When headlines like this are chosen, one wonders what exactly is going through the mind of the headline writer (most should know that headline writers are often different people than the authors of the article). Regardless, though, the headlines reflect the policy and position of the paper, which may or may not be the same as that of the article's author.
This example of a headline that does not really fit the article comes to us from the August 29th edition of the New York Times topping what is billed as an "essay" about the efficacy or sense of giving dialysis to a patient with brain damage, paid for by the tax payer.
Now, the headline would make one assume that a battle between religion and healthcare is the subject of the piece, but that is not really the case. The essay itself questions the sense of providing expensive procedures to people who Doctors determine really have no chance of getting better. The author, Doctor Barron H. Lerner, questions the practice of dialysis as it currently stands.
"When patients went into kidney failure, dialysis was reflexively instituted. The fact that some of the patients had advanced Alzheimer’s disease, some other type of brain damage or a terminal disease received insufficient scrutiny.
Of course, aggressive care is hardly limited to dialysis. Throughout the United States, other potentially lifesaving technologies, like respirators and cancer chemotherapy, have been overused."
But Dr. Lerner makes no concerted attempt to bring religious views into question. The closest the essay gets to discussing principles outside of strict medical diagnosis is the following:
"But the fear of lawsuits continues to worry many nephrologists who believe that it is safer to provide dialysis. And there remains that old American unwillingness to let people die, even when it is surely their time."
Perhaps an oblique reference to religious practices of the sanctity of life, but hardly a direct attack on religion.
Now, certainly Dr. Lerner's position could be cast into the "culture of death" category that many religious believers have identified that represents the views of too many of our ethically challenged medical establishment. but, all those arguments would count as follow up to this piece and NOT as its subject matter.
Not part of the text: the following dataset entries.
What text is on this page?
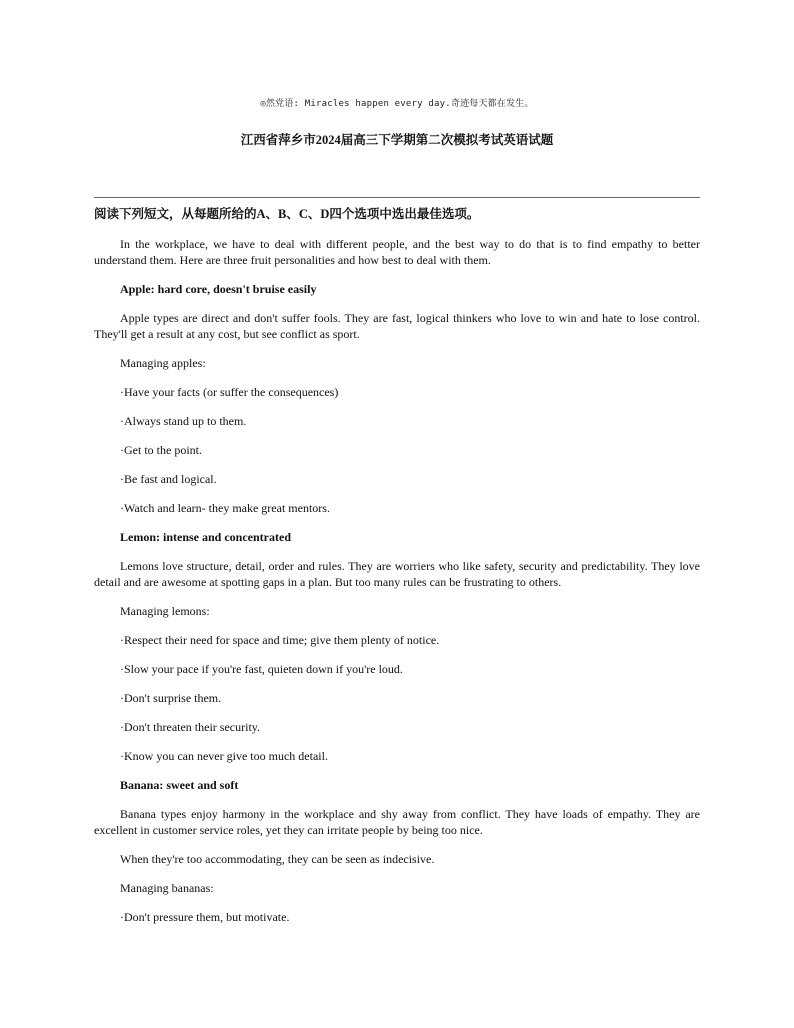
◎然党语: Miracles happen every day.奇迹每天都在发生。
江西省萍乡市2024届高三下学期第二次模拟考试英语试题
阅读下列短文，从每题所给的A、B、C、D四个选项中选出最佳选项。

In the workplace, we have to deal with different people, and the best way to do that is to find empathy to better understand them. Here are three fruit personalities and how best to deal with them.

Apple: hard core, doesn't bruise easily

Apple types are direct and don't suffer fools. They are fast, logical thinkers who love to win and hate to lose control. They'll get a result at any cost, but see conflict as sport.

Managing apples:

·Have your facts (or suffer the consequences)

·Always stand up to them.

·Get to the point.

·Be fast and logical.

·Watch and learn- they make great mentors.

Lemon: intense and concentrated

Lemons love structure, detail, order and rules. They are worriers who like safety, security and predictability. They love detail and are awesome at spotting gaps in a plan. But too many rules can be frustrating to others.

Managing lemons:

·Respect their need for space and time; give them plenty of notice.

·Slow your pace if you're fast, quieten down if you're loud.

·Don't surprise them.

·Don't threaten their security.

·Know you can never give too much detail.

Banana: sweet and soft

Banana types enjoy harmony in the workplace and shy away from conflict. They have loads of empathy. They are excellent in customer service roles, yet they can irritate people by being too nice.

When they're too accommodating, they can be seen as indecisive.

Managing bananas:

·Don't pressure them, but motivate.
However, the editorial opinion of the paper is what drove this headline to be written, quite regardless of the piece it precedes. The New York Times has long ago staked out an anti-religious editorial position especially where it concerns health care. And even though this essay is not about religion versus health care, the headline immediately takes the reader to that supposition by interjecting "God Squad" into the discussion at the outset.
Just one more tiny example of bias in the New York Times and how they insist on infusing everything they print with that bias. Health care, sports, travel... it may as well all be the Op Ed pages.